Coming in at two is “Sleigh Ride,” written by Leroy Anderson and Mitchell Parish, followed by “A Holly Jolly Christmas,” written by Johnny Marks, and “Let It Snow, Let It Snow, Let It Snow,” written by Jule Styne, at three.
And of course, these days there’s no escaping Mariah Carey’s “All I Want For Christmas is You.” The track, which she wrote with Walter Afanasieff, reenters the Top 10 this year at nine. And new to the Top 25 is Kelly Clarkson’s “Underneath the Tree,” which she wrote with Greg Kurstin, landing at 22.
A new docuseries on soft rock is set to hit Paramount+ in the new year. According to Variety, Sometimes When We Touch: The Reign, Ruin and Resurrection of Soft Rock will debut in the U.S. and Canada on January 3.
The three-part series will feature interviews from a whole host of artists, including Sheryl Crow, The Police’s Stewart Copeland, Run DMC’s Darryl “DMC” McDaniels, Richard Marx, Earth, Wind & Fire‘s Verdine White and The Bangles’ Susanna Hoffs, as well as actual soft rockers like Kenny Loggins, Toni Tennille, Rupert Holmes and Air Supply.

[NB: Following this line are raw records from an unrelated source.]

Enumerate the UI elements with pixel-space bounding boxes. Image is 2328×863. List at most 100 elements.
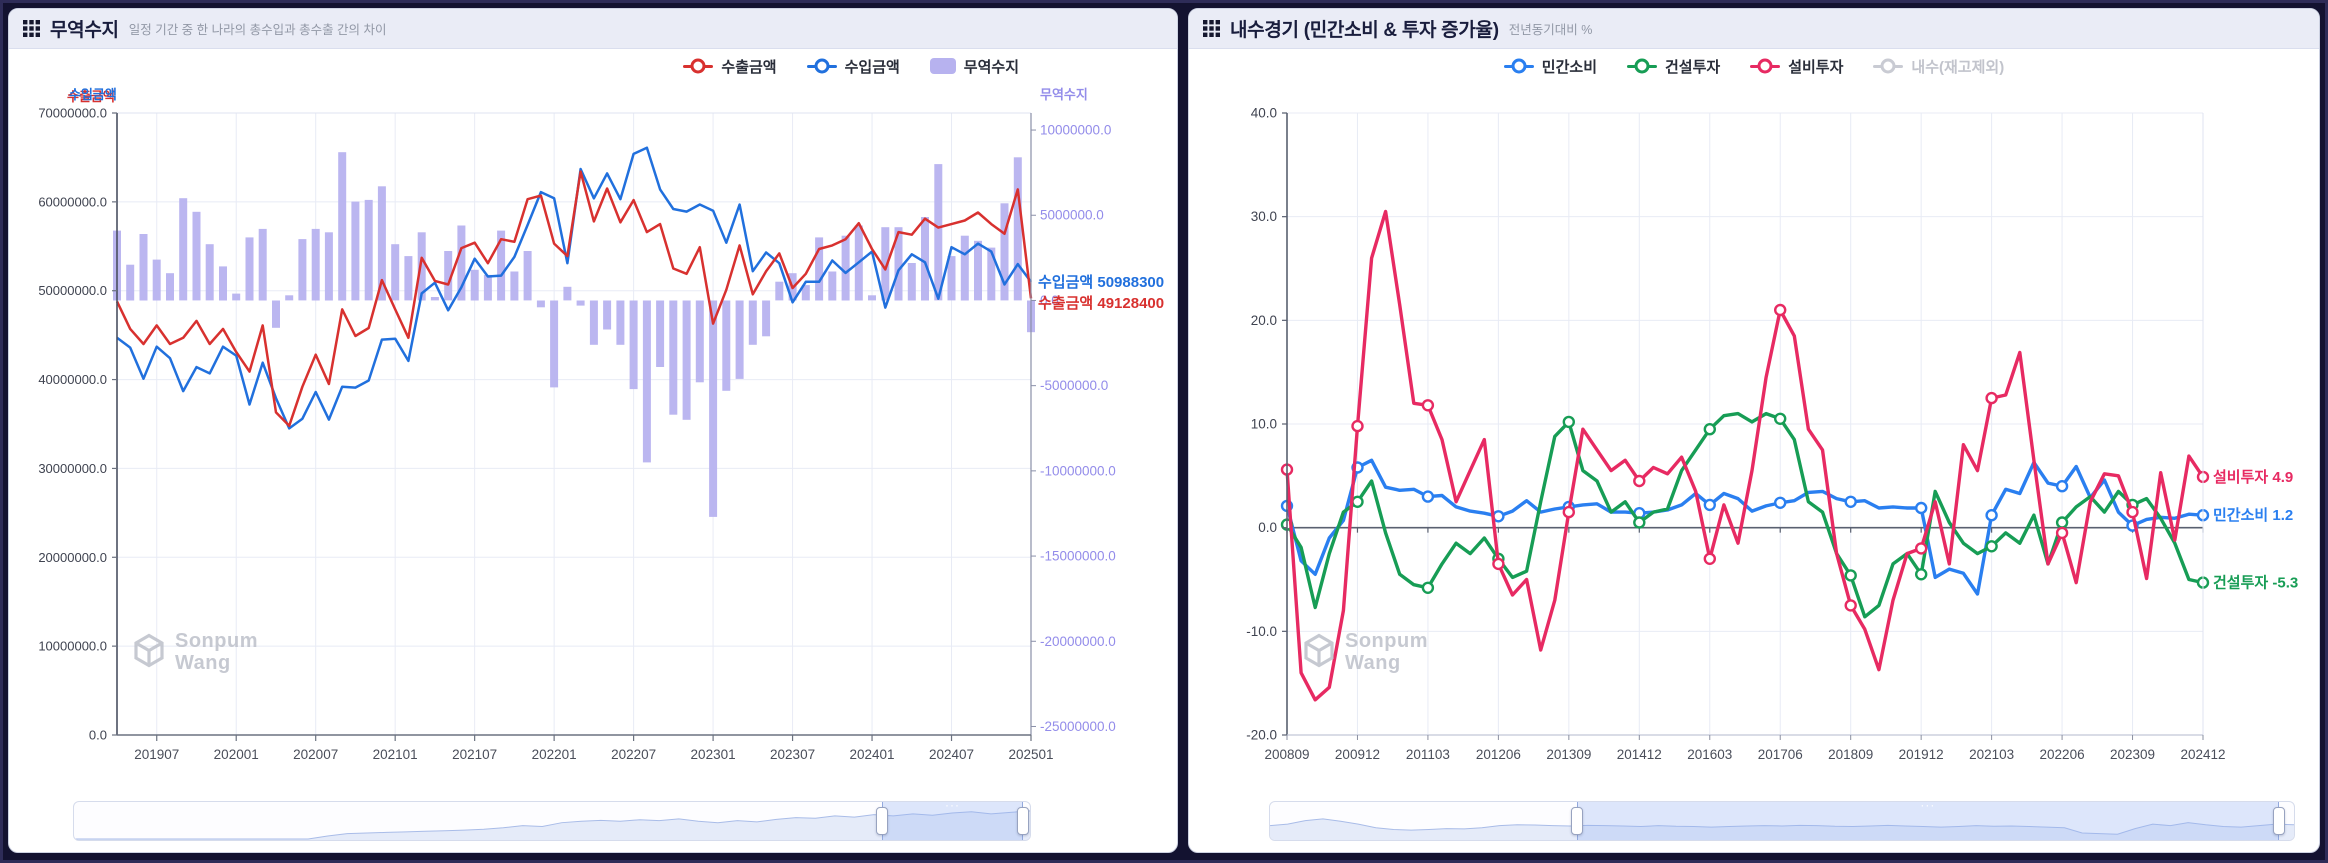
legend-bar-swatch-icon xyxy=(929,58,956,74)
domestic-legend-item-0[interactable]: 민간소비 xyxy=(1503,56,1597,77)
trade-navigator-mini-chart xyxy=(74,802,1030,840)
svg-text:0.0: 0.0 xyxy=(1258,520,1277,535)
svg-text:202307: 202307 xyxy=(770,747,815,762)
trade-chart-svg[interactable]: 70000000.0 60000000.0 50000000.0 40000000.0… xyxy=(9,83,1178,795)
svg-text:-25000000.0: -25000000.0 xyxy=(1040,719,1116,734)
legend-label: 설비투자 xyxy=(1788,58,1844,76)
svg-text:201412: 201412 xyxy=(1617,747,1662,762)
svg-text:201809: 201809 xyxy=(1828,747,1873,762)
legend-line-marker-icon xyxy=(1503,58,1534,74)
svg-text:20.0: 20.0 xyxy=(1251,313,1277,328)
svg-text:수입금액 50988300: 수입금액 50988300 xyxy=(1038,273,1164,291)
legend-label: 수출금액 xyxy=(721,58,777,76)
svg-text:201706: 201706 xyxy=(1758,747,1803,762)
trade-navigator-selection[interactable] xyxy=(881,802,1024,840)
svg-text:-10.0: -10.0 xyxy=(1246,624,1277,639)
domestic-navigator-selection[interactable] xyxy=(1577,802,2279,840)
svg-text:건설투자 -5.3: 건설투자 -5.3 xyxy=(2213,575,2298,592)
domestic-navigator-handle-left[interactable] xyxy=(1571,807,1584,835)
수입금액-line xyxy=(116,146,1033,430)
svg-text:수출금액 49128400: 수출금액 49128400 xyxy=(1038,294,1164,312)
page-title: 무역수지 xyxy=(50,20,119,41)
svg-text:202309: 202309 xyxy=(2110,747,2155,762)
last-value-labels: 설비투자 4.9 민간소비 1.2 건설투자 -5.3 xyxy=(2213,469,2298,592)
svg-text:40000000.0: 40000000.0 xyxy=(38,372,107,387)
svg-text:202206: 202206 xyxy=(2040,747,2085,762)
sonpum-wang-logo-icon xyxy=(134,633,164,668)
domestic-economy-panel: 내수경기 (민간소비 & 투자 증가율) 전년동기대비 % 민간소비 건설투자 설비… xyxy=(1188,8,2320,853)
svg-text:201907: 201907 xyxy=(134,747,179,762)
svg-text:10.0: 10.0 xyxy=(1251,417,1277,432)
svg-text:10000000.0: 10000000.0 xyxy=(38,639,107,654)
svg-text:202101: 202101 xyxy=(373,747,418,762)
설비투자-line xyxy=(1285,209,2205,702)
page-subtitle: 일정 기간 중 한 나라의 총수입과 총수출 간의 차이 xyxy=(128,23,387,37)
svg-text:10000000.0: 10000000.0 xyxy=(1040,123,1111,138)
sonpum-wang-watermark: Sonpum Wang xyxy=(134,630,258,674)
svg-text:202107: 202107 xyxy=(452,747,497,762)
domestic-panel-header: 내수경기 (민간소비 & 투자 증가율) 전년동기대비 % xyxy=(1189,9,2319,49)
legend-label: 수입금액 xyxy=(844,58,900,76)
svg-text:Wang: Wang xyxy=(175,652,231,674)
svg-text:30.0: 30.0 xyxy=(1251,209,1277,224)
svg-text:202301: 202301 xyxy=(691,747,736,762)
domestic-chart-svg[interactable]: 40.0 30.0 20.0 10.0 0.0 -10.0 -20.0 200809 20091… xyxy=(1189,83,2320,795)
trade-chart[interactable]: 70000000.0 60000000.0 50000000.0 40000000.0… xyxy=(9,83,1177,795)
svg-text:Wang: Wang xyxy=(1345,652,1401,674)
svg-text:민간소비 1.2: 민간소비 1.2 xyxy=(2213,507,2293,524)
svg-text:-5000000.0: -5000000.0 xyxy=(1040,378,1108,393)
수출금액-line xyxy=(115,170,1033,428)
svg-text:50000000.0: 50000000.0 xyxy=(38,283,107,298)
trade-navigator-handle-left[interactable] xyxy=(875,807,888,835)
svg-text:202401: 202401 xyxy=(850,747,895,762)
svg-text:200912: 200912 xyxy=(1335,747,1380,762)
svg-text:201309: 201309 xyxy=(1546,747,1591,762)
trade-navigator-handle-right[interactable] xyxy=(1017,807,1030,835)
legend-label: 무역수지 xyxy=(963,58,1019,76)
trade-legend: 수출금액 수입금액 무역수지 xyxy=(9,49,1177,83)
svg-text:수입금액: 수입금액 xyxy=(69,87,117,102)
svg-text:201103: 201103 xyxy=(1406,747,1450,762)
svg-text:70000000.0: 70000000.0 xyxy=(38,106,107,121)
domestic-legend-item-2[interactable]: 설비투자 xyxy=(1750,56,1843,77)
svg-text:202103: 202103 xyxy=(1969,747,2014,762)
y-axis-title-right: 무역수지 xyxy=(1040,87,1088,102)
svg-text:202201: 202201 xyxy=(532,747,577,762)
last-value-labels: 수입금액 50988300 수출금액 49128400 xyxy=(1038,273,1164,312)
svg-text:202407: 202407 xyxy=(929,747,974,762)
svg-text:-20.0: -20.0 xyxy=(1246,728,1277,743)
legend-label: 건설투자 xyxy=(1665,58,1721,76)
svg-text:설비투자 4.9: 설비투자 4.9 xyxy=(2213,469,2293,486)
svg-text:202207: 202207 xyxy=(611,747,656,762)
svg-text:-20000000.0: -20000000.0 xyxy=(1040,634,1116,649)
domestic-chart[interactable]: 40.0 30.0 20.0 10.0 0.0 -10.0 -20.0 200809 20091… xyxy=(1189,83,2319,795)
domestic-range-navigator[interactable] xyxy=(1269,801,2295,841)
domestic-legend: 민간소비 건설투자 설비투자 내수(재고제외) xyxy=(1189,49,2319,83)
svg-text:-10000000.0: -10000000.0 xyxy=(1040,463,1116,478)
legend-line-marker-icon xyxy=(1627,58,1657,74)
trade-balance-panel: 무역수지 일정 기간 중 한 나라의 총수입과 총수출 간의 차이 수출금액 수입… xyxy=(8,8,1178,853)
svg-text:201206: 201206 xyxy=(1476,747,1521,762)
grid-icon xyxy=(23,20,40,37)
trade-legend-item-1[interactable]: 수입금액 xyxy=(806,56,900,77)
domestic-legend-item-3[interactable]: 내수(재고제외) xyxy=(1873,56,2004,77)
svg-text:202412: 202412 xyxy=(2180,747,2225,762)
page-title: 내수경기 (민간소비 & 투자 증가율) xyxy=(1230,20,1499,41)
svg-text:20000000.0: 20000000.0 xyxy=(38,550,107,565)
domestic-legend-item-1[interactable]: 건설투자 xyxy=(1627,56,1720,77)
legend-line-marker-icon xyxy=(683,58,714,74)
legend-line-marker-icon xyxy=(806,58,837,74)
trade-range-navigator[interactable] xyxy=(73,801,1031,841)
legend-line-marker-icon xyxy=(1750,58,1781,74)
svg-text:0.0: 0.0 xyxy=(1040,293,1059,308)
svg-text:Sonpum: Sonpum xyxy=(1345,630,1428,652)
svg-text:수출금액: 수출금액 xyxy=(67,89,115,104)
trade-legend-item-0[interactable]: 수출금액 xyxy=(683,56,777,77)
trade-legend-item-2[interactable]: 무역수지 xyxy=(929,56,1019,77)
svg-text:무역수지: 무역수지 xyxy=(1040,87,1088,102)
domestic-navigator-handle-right[interactable] xyxy=(2272,807,2285,835)
svg-text:202501: 202501 xyxy=(1008,747,1053,762)
민간소비-markers xyxy=(1280,461,2210,532)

The series will delve into the popularity of the music, some of which has been deemed “yacht rock” in recent years and has gained in popularity. It will focus on such artists as Loggins, Air Supply, DarylHall and John Oates, Christopher Cross, the Carpenters, Lionel Richie, Captain&Tennille and more, and will feature new and archival interviews, as well as concert clips. It promises to celebrate “the impact of soft rock while acknowledging the cringey excesses that sometimes led it astray.”
The holiday season is here and the music charts certainly reflect that, with several classic holiday tunes making the Billboard Hot 100 singles chart this week.
While Mariah Carey’s “All I Want For Christmas Is You” tops the list, four other classic tracks land in the Top 10, with Brenda Lee’s “Rockin’ Around the Christmas Tree” at two, matching the song’s highest ranking on the chart. Overall, the tune is up 15% in streams to 34.3 million, with a 26.1 million in radio airplay audience.
Landing just behind Lee is Bobby Helms’ “Jingle Bell Rock” at three, followed by Burl Ives’ “A Holly Jolly Christmas” at four. The final holiday tune in the Top 10 is Wham!’s “Last Christmas,” which this week lands at nine. The first time it reached the Top 10 was in 2020, when it peaked at seven.
Janis Ian is retiring from performing and recording, although she’s not calling it that. The singer has revealed her most recent album, The Light at the End of the Line, which recently earned her a 10th Grammy nomination, is her last album of new songs.
Janis calls her decision not “retiring but rewiring,” noting it’s “a bittersweet moment and a grand one.” She says a virus she caught during what was supposed to be her farewell tour caused scarring on her vocal cord that has left her unable to sing; there is no treatment or cure to fix it.
But Ian insists she isn’t going to stop being creative. She plans to continue to release music, including a duets album she recorded prior to the scarring, which will include Dolly Parton and Willie Nelson. She also plans to release live performances, unheard songs and more.